Je quémande comme une enfant : « Tu m’aideras à chercher une canne ?
Tu me montreras comment on s’en sert ? »
    « Tu es rancunière », dit Anneliese pour mettre
fin à mes pleurnicheries sans queue ni tête. « Tu l’as toujours été. C’est
un défaut de ton caractère. You bear grudges. » (Nous parlons
anglais, notre allemand retombe dans l’anglais, car nous n’avons pas de passé
allemand en commun.) « Tu devrais apprendre à pardonner, à toi-même et aux
autres, tu te sentirais mieux. » «  Cast out remorse  », dit-elle
encore, citant le poète favori de nos années de College. Ce Yeats, dis-je,
butée, il pouvait parler ! Quand on est sénateur de la République d’Irlande,
on sait qui on est.

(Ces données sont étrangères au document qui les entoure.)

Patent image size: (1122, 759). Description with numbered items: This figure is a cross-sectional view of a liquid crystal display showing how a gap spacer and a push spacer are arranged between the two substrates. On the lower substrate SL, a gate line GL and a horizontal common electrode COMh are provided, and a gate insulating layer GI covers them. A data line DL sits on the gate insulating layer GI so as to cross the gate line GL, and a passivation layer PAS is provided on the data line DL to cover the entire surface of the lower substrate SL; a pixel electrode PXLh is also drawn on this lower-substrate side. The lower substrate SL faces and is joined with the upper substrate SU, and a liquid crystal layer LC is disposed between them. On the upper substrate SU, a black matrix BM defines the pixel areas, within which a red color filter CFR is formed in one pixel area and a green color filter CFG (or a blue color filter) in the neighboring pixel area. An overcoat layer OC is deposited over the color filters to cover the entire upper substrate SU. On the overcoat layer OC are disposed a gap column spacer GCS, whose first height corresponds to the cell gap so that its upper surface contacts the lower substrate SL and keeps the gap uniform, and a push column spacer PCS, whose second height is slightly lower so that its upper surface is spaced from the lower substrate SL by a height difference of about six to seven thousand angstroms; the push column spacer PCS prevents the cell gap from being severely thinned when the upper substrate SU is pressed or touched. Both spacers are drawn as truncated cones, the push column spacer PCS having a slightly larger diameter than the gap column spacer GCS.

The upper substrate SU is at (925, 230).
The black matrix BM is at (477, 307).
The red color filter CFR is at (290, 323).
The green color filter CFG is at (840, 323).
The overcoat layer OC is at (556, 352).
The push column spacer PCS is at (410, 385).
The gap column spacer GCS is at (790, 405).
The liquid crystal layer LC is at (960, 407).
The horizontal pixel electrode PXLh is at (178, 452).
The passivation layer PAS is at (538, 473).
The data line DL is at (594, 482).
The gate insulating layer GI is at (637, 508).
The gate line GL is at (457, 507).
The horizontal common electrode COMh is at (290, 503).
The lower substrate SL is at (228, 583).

Cast out remorse ! Tu veux dire cette manie de
toujours distribuer des notes, de faire à soi-même et aux autres des reproches
ou des compliments. De s’accrocher à ce qui est arrivé au lieu de le prendre
comme ça vient et de le laisser glisser sur soi sans que ça vous touche. Alors,
tu me recommandes de ne pas retenir les souvenirs, de les laisser tomber ?
Même dans ce cas, il y a quelque chose qui se casse, en vertu de la loi de la
pesanteur. Qui est aussi une loi morale. De nouveau les larmes me viennent, les
larmes d’une effroyable complaisance envers moi-même. De toute façon, le temps
me file entre les doigts, et quand ai-je jamais été maîtresse de ma vie ? Où
que je regarde, il n’y a que des tessons. Il n’y a qu’à mon intransigeance que
je me reconnais, c’est à elle que je me raccroche. Laisse-la-moi.

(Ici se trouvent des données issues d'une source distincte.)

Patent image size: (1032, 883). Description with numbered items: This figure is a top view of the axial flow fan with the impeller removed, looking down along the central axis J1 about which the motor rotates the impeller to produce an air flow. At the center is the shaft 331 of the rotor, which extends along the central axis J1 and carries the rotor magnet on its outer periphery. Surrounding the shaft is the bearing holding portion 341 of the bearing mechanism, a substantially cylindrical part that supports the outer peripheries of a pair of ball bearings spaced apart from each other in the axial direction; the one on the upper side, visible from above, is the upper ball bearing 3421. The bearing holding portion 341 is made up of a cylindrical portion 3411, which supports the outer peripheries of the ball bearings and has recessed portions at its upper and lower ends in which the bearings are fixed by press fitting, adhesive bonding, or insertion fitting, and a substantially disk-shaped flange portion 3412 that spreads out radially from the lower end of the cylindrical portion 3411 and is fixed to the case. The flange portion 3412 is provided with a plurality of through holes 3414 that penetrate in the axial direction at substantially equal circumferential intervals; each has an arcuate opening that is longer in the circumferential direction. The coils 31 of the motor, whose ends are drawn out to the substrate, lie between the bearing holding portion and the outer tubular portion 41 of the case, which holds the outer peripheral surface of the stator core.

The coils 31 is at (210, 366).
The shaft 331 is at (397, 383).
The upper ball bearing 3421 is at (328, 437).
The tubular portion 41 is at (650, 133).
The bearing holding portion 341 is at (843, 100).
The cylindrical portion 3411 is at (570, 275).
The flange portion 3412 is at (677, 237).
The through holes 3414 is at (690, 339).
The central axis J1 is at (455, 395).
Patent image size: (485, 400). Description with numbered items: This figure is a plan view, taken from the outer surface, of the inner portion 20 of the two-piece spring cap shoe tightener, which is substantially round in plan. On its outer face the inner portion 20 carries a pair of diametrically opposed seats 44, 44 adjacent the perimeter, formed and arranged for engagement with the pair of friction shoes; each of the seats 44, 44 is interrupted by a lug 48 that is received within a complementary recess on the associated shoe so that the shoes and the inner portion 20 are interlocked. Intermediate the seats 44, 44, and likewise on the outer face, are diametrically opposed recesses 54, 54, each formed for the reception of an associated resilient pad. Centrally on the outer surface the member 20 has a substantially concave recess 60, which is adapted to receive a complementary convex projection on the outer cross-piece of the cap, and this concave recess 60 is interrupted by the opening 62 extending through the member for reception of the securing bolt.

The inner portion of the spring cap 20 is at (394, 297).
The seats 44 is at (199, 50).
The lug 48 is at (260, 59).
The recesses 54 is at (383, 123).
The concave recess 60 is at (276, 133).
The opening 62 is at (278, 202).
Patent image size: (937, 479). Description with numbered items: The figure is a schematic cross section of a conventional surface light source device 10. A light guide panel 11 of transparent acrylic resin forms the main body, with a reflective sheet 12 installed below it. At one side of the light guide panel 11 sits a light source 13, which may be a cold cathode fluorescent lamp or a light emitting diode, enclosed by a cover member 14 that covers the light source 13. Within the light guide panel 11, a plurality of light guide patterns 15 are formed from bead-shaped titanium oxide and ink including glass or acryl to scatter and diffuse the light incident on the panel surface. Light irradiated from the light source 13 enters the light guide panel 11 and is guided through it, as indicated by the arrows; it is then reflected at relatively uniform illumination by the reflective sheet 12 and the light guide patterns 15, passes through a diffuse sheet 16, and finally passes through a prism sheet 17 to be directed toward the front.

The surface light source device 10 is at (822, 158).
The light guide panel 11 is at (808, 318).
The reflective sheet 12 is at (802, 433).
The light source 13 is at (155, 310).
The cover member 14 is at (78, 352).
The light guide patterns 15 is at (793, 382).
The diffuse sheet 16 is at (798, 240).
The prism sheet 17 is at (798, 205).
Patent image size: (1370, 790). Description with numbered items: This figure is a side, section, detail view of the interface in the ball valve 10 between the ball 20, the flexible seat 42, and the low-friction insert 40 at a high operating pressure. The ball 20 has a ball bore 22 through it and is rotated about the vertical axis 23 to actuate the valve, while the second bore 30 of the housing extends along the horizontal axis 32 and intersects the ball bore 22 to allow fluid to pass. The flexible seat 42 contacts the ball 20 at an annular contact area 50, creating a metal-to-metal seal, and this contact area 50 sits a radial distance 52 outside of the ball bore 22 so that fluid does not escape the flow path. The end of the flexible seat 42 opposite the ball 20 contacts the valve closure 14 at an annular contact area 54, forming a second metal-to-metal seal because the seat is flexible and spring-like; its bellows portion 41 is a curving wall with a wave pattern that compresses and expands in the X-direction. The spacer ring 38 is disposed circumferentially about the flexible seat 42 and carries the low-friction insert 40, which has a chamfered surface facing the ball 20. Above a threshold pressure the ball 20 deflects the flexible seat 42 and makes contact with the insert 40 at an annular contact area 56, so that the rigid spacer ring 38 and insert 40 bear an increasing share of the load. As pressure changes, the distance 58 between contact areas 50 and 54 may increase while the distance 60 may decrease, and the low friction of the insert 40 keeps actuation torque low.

    Je me bats avec ces pensées, parfois je les dis, parfois je
les bredouille toute seule, ou bien elles disparaissent après avoir jeté une
brève lueur comme sur un écran défectueux. Chez Hofmannsthal, Électre dit : Je ne suis pas une bête, je ne peux pas oublier. Le pardon, c’est à
vomir : je le pense ou le dis, et je me laisse retomber dans mes oreillers,
j’ai la vue qui s’obscurcit de fatigue, car « vomir » me rappelle la
nausée qui a précédé ma paralysie.
    Jamais je ne les ai confondus avec les vivants, même si
certains visiteurs en ont eu l’impression. J’ai fréquenté les fantômes assez
longtemps pour être capable de les reconnaître sans peine. Mais leur
fréquentation vous désoriente même lorsqu’on sait qui ils sont.
    Je commence mon débat avec eux.

II
    Depuis l’époque où j’arrivai à Göttingen avec mes
étudiants californiens, du temps a passé, des années où en Allemagne on n’a pas
seulement fait de l’argent, mais où on s’est remis à faire de l’Histoire ;
du temps où il s’est passé quelque chose. Et, pour moi : le temps où je me
suis mise à écrire un récit, parce que j’étais tombée sur la tête.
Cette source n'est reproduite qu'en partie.